Quanto alla questione del gene modificato nel singolo individuo che perciò è ininfluente, forse la questione fa ridetta in altri termini. Per mutazione genetica si intende una variazione nel genoma che fa sì ci siano differenze tra genitori e figli. Prendiamo una specie di cavalli che viva allo stato naturale in soffici praterie. In ogni generazione i vari errori di copia (e il mescolamento dei caratteri dei genitori) fa sì che vi siano differenze tra individui. Diciamo nella lunghezza della zampa. Quegli individui con le zampe più lunghe sono in media più veloci e hanno più probabilità di sfuggire ai predatori mentre quelli con zampe più corte vi soccombono in numero maggiore. Nella successiva generazione, quindi, il carattere “zampa lunga” (ereditato dai geni dei sopravvissuti) è più numeroso. Anche in quella generazione, però, vi sono differenze. Il processo continua finché nella specie il carattere “zampa corta” sparisce mentre la zampa lunga, favorita dalla selezione naturale, continua ad allungarsi, almeno finché l'eccessiva lunghezza della zampa, e la sua fragilità, non diventa un ostacolo (se ti rompi una zampa non corri più, né forte né piano) e la specie si stabilizza nella sua speciale nicchia naturale.
Non si tratta quindi di una sola mutazione genetica in un individuo di una specie.
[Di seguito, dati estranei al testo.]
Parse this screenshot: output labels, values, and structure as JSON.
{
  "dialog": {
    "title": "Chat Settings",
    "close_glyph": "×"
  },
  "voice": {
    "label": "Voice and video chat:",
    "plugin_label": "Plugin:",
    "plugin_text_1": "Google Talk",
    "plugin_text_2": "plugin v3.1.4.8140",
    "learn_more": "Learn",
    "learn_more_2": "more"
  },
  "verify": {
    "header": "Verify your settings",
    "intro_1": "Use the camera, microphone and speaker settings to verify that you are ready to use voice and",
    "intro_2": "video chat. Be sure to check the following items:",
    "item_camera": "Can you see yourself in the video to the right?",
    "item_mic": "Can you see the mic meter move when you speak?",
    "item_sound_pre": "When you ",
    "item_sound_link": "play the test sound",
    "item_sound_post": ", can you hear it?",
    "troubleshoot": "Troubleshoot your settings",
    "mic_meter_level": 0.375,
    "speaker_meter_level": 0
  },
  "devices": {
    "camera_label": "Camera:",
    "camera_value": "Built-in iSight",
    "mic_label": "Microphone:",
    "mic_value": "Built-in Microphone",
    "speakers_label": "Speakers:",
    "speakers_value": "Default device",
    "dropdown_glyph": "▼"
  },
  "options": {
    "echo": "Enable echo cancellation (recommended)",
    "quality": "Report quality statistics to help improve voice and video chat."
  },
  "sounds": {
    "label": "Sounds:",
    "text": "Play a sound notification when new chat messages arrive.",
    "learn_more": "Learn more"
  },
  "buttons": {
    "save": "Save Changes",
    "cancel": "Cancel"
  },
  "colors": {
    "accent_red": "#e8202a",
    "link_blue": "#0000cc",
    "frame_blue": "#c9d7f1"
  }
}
Sono tutte mutazioni genetiche in tutti gli individui, dovute agli errori di copia del DNA, che li differenziano l'uno dall'altro. La selezione naturale sceglie tra questi.
Naturalmente ci sono anche, negli animali più semplici, drammatiche mutazioni isolate che risultano in grandi cambiamenti quasi istantanei, per esempio se una mutazione permette, casualmente, ad un batterio di utilizzare una sostanza particolare per lo sviluppo. Questo è stato documentato e porta, data la rapidità di riproduzione dei batteri, a risultati visibili quasi in tempo reale. E non solo batteri. È proprio di ieri la notizia, riportata su Repubblica, di una specie di granchi d'acqua dolce, originari della Florida, in qui una sola mutazione genetica, avvenuta uno o due decenni fa, ha permesso la riproduzione partenogenica (asessuata) anziché tramite il normale accoppiamento maschio-femmina e adesso si assiste ad una prevalenza di individui femminili che si riproducono fantasticamente in qualsiasi ambiente, anche sole in acquari.